Roberta glanced away from the road and looked at him for a moment. She shrugged. “Maybe not. But I’ll offer a word or two anyway. You see, Van, you are a Hardeman,
whether you like it or not. I’m not. I have the name only by marriage. So I can tell you, the whole damned family is weird as hell. You never met your great-great-grandfather, who was called Number One. In the years when I knew him he reminded me of the character Tiberius as portrayed in Bob Guccione’s movie
Caligula.?’

“I haven’t seen it.”

“Do. It will tell you something about the Hardemans. They can be … Hell, they
are
corrupt, evil people. Not all of them, I suppose. It’s difficult to believe your mother is a Hardeman—except for that steely will of hers. Anyway, they built an industrial giant, out of
nothing;
and that takes certain qualities. Ruthlessness, of course, but insight, foresight, and courage.”

“Is my grandfather corrupt and evil?” Van asked bluntly.

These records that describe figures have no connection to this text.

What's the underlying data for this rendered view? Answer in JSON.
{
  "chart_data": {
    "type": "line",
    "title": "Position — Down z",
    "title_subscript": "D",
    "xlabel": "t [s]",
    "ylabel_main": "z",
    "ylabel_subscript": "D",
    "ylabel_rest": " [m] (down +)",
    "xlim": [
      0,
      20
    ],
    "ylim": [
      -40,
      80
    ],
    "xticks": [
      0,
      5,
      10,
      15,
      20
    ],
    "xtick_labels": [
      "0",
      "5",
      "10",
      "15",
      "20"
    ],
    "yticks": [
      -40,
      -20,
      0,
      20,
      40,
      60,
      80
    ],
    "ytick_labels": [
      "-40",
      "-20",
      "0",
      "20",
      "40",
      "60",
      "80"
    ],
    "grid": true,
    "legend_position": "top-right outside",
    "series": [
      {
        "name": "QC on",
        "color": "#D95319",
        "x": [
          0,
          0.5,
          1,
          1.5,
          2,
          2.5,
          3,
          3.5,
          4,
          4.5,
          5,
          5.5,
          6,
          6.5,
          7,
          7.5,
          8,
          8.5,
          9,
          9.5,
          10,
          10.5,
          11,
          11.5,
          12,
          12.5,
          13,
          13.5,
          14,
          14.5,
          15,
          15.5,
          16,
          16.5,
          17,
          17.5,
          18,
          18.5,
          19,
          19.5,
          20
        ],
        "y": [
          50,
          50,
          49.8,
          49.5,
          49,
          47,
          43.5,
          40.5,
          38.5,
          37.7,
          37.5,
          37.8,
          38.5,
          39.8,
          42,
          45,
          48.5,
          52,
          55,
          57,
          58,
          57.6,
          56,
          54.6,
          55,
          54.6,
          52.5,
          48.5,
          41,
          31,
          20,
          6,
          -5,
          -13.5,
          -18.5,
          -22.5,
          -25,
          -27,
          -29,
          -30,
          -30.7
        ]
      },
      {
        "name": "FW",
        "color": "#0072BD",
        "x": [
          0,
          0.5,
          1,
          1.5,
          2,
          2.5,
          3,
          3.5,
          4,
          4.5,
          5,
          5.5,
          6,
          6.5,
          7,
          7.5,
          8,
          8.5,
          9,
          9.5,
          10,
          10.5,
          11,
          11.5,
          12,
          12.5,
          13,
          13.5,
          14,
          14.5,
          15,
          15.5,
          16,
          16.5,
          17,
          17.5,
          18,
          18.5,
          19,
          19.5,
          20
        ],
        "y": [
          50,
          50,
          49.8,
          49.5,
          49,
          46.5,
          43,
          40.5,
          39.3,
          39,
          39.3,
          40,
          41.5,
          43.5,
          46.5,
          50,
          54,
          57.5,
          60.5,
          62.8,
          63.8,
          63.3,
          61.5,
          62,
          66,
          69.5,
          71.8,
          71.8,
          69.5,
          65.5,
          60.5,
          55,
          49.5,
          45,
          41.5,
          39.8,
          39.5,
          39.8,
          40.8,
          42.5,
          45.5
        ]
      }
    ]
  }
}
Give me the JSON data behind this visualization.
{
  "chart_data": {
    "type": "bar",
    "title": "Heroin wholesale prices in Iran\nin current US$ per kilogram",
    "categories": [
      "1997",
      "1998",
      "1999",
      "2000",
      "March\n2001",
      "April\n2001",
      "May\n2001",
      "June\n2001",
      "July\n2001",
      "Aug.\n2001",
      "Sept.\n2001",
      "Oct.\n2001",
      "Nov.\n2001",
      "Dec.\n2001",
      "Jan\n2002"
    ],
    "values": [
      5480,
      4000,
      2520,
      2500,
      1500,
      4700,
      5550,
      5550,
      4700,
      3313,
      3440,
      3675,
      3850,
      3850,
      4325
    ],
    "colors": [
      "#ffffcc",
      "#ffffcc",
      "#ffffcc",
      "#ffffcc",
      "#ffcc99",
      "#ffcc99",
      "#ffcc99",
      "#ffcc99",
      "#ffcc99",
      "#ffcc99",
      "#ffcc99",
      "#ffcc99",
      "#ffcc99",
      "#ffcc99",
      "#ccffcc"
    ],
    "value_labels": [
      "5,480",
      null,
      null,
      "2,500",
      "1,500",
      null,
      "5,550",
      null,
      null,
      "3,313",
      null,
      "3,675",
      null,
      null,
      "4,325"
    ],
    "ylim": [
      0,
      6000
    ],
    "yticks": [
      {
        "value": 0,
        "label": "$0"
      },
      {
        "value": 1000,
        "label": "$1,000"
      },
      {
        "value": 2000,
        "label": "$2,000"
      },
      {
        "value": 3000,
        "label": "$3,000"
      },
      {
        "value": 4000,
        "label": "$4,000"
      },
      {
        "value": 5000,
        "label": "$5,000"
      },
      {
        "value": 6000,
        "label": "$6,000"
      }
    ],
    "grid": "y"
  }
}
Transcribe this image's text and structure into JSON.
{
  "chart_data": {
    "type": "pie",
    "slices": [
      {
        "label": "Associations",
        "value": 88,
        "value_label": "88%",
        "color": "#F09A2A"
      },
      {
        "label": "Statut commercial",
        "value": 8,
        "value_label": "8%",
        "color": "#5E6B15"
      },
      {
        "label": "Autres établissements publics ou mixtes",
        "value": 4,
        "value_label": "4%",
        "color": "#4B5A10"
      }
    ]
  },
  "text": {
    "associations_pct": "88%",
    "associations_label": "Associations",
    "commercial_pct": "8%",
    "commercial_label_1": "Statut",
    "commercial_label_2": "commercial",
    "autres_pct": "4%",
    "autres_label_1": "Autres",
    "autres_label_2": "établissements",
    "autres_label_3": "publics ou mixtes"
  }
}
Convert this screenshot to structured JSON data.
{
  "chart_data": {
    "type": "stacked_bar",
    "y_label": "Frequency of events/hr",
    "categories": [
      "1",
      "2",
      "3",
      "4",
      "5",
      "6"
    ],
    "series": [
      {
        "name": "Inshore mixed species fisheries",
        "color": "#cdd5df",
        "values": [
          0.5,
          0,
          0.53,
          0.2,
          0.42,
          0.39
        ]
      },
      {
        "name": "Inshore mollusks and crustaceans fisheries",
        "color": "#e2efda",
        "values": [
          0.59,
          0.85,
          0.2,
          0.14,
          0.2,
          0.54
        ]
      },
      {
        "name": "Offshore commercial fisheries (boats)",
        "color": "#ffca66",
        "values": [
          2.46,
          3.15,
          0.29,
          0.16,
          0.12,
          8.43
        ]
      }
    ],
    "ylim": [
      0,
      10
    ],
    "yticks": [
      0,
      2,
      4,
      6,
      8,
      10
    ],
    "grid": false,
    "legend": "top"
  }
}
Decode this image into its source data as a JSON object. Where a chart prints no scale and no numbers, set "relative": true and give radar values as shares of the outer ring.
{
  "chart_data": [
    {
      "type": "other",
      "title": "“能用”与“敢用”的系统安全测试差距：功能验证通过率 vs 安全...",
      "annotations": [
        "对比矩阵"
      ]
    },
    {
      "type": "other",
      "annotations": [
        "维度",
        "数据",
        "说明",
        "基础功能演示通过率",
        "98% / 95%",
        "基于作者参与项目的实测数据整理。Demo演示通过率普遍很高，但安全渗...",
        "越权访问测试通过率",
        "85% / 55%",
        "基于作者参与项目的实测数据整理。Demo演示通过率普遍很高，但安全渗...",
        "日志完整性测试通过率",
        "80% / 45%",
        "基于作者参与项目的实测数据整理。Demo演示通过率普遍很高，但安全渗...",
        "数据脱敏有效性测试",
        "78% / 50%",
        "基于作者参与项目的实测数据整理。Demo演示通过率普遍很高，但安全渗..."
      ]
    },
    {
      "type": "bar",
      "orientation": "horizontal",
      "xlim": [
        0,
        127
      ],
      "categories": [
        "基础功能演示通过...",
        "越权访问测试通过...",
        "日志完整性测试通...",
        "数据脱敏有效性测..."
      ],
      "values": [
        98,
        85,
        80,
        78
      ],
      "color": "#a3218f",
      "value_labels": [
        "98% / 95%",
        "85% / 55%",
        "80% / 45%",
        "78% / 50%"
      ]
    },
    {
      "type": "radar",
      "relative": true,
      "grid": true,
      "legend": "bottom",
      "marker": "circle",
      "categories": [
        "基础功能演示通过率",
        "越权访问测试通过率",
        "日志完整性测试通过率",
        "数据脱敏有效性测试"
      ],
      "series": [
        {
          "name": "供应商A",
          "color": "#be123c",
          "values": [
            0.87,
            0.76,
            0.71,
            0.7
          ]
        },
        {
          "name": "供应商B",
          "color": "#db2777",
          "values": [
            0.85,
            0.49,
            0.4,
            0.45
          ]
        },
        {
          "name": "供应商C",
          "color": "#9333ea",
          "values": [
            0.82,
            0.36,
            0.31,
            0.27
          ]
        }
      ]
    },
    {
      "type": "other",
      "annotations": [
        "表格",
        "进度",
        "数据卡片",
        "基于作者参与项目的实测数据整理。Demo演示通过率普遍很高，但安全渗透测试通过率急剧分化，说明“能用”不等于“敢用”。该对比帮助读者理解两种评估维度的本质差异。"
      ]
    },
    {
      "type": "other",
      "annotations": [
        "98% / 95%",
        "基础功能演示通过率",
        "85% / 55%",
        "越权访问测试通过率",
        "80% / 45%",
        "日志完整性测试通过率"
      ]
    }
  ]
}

“Make your own judgment,” she said. “I was going to give you an idea or two to help you.”

“All right.”

“Loren is disappointed that he hasn’t seen more of you. He loves your mother. They clash, but he loves her. He wishes you called yourself Loren, not Van. He would like the chance to make a greater contribution to your life.”

“In what way?”

“I’ll let him speak for himself. All I have to tell you is, listen to him. Don’t close your mind to him. He has absolutely no ulterior motive about getting to know you.”

4

Loren led Van out onto the factory floor, where XB Stallions were moving along the line. They wore hard hats, both painted with the name Loren. Loren the Third wore a dark suit. Van wore a blue blazer and khakis.